As the New York Times yesterday reports, Chairman Powell is following his immediate predecessors’ lead and reaching out to low-and-moderate income communities.  In the wake of the midterm, the Federal Reserve System is also posting studies on who’s left behind in the “strong” or even halcyon economy the Fed officials otherwise tout. Nice thoughts and good research, but where’s the action?  Our acutely unequal economy is not some artifact of demographics, globalization, fiscal policy, or the gods. The sharp spike in economic inequality since 2010 shows clearly that, while inequality has many causes, the Fed is father to some of them.  If it doesn’t quickly own up to paternity, U.S. inequality will get even worse when the economy turns down.

In much on our Economic Equality blog and recent speeches, I’ve shown how the combined force of post-crisis monetary and regulatory policy has had a powerful – if also wholly unintended – impact on U.S. income and wealth inequality.  I’ve based all this work and more to come on a lot of authoritative research that shows clearly how powerfully unconventional monetary policy destroys wealth equality and how new rules in concert with ultra-low rates eviscerate income equality and inter-generational mobility.  The data from 2010 to 2018 also show financial policy’s inequality impact all too clearly.  Looking ahead, the combined impact of a decade’s worth of far worse inequality will combine with an economic downturn, a hamstrung Fed, and a restructured financial system to make an already bad problem far, far worse.
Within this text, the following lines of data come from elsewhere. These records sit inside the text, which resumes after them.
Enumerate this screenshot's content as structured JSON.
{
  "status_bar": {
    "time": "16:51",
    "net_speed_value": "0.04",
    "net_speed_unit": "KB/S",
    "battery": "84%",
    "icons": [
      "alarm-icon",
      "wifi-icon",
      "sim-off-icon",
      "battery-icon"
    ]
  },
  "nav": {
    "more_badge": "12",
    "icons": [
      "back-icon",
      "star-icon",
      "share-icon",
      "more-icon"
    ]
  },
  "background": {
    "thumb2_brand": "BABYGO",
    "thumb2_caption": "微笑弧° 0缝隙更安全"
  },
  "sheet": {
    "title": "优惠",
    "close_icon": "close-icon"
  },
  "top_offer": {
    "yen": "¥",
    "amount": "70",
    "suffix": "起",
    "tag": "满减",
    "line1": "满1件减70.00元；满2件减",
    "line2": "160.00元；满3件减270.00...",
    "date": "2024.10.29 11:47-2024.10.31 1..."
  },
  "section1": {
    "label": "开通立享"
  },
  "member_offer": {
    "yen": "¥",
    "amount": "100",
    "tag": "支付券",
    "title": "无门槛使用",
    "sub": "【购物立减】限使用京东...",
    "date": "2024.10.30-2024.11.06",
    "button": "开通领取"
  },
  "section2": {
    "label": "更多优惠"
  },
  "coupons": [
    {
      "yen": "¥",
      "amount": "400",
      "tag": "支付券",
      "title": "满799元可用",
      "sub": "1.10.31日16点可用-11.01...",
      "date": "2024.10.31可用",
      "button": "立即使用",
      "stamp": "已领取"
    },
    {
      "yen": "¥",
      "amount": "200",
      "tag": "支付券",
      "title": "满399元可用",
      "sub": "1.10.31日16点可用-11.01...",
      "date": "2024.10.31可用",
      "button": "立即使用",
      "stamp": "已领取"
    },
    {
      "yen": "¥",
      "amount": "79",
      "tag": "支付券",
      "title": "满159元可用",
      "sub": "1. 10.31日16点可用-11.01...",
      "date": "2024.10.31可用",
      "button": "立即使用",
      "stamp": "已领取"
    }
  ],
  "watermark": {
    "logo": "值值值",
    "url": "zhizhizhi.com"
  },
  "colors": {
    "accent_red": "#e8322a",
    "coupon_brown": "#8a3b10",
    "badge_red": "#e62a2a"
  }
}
This memo is too short to say why even a slight downturn could be equality-toxic – see forthcoming blog posts and a speech or two later this month.  In all of these writings, I’ve urged a focus on financial policy not only because it plays such a demonstrably disequalizing role, but also because it’s one of the few inequality drivers that can be easily reversed.  As I’ve repeatedly said, all the Fed need do is to understand its role and change course – how much easier to do this than solve for an increasingly older America or a dearth of manufacturing jobs.

Or, I thought it would be easier.  Of all of the actions the Fed has taken since the crisis, its huge portfolio is the one that’s done the most to make American far more unequal than it otherwise might be.  As a result, the most dispiriting aspect of recent Fed actions is ongoing confusion about “normalizing” the huge central-bank portfolio and deep uncertainty that it could now be done. 

If the Fed chooses to stick with a portfolio of $3 trillion or even more – as many in it believe it should – then structural imbalances due to post-crisis financial policy will grow worse.  Combine this with an economic slowdown that destroys what little wage growth we’ve seen, and we’ve a recipe for inequality on a scale far beyond even that of the Gilded Age. 

Talking about the under-served is nice, but only concrete action by the Fed to understand its true impact on inequality will change what soon could prove a powerfully destructive course.  Earlier this week, the Fed announced outreach in 2019 to reconsider how it achieves its maximum-employment and price-stability mandates. The Fed must include economic equality in this overdue assessment, but I fear it will come too late.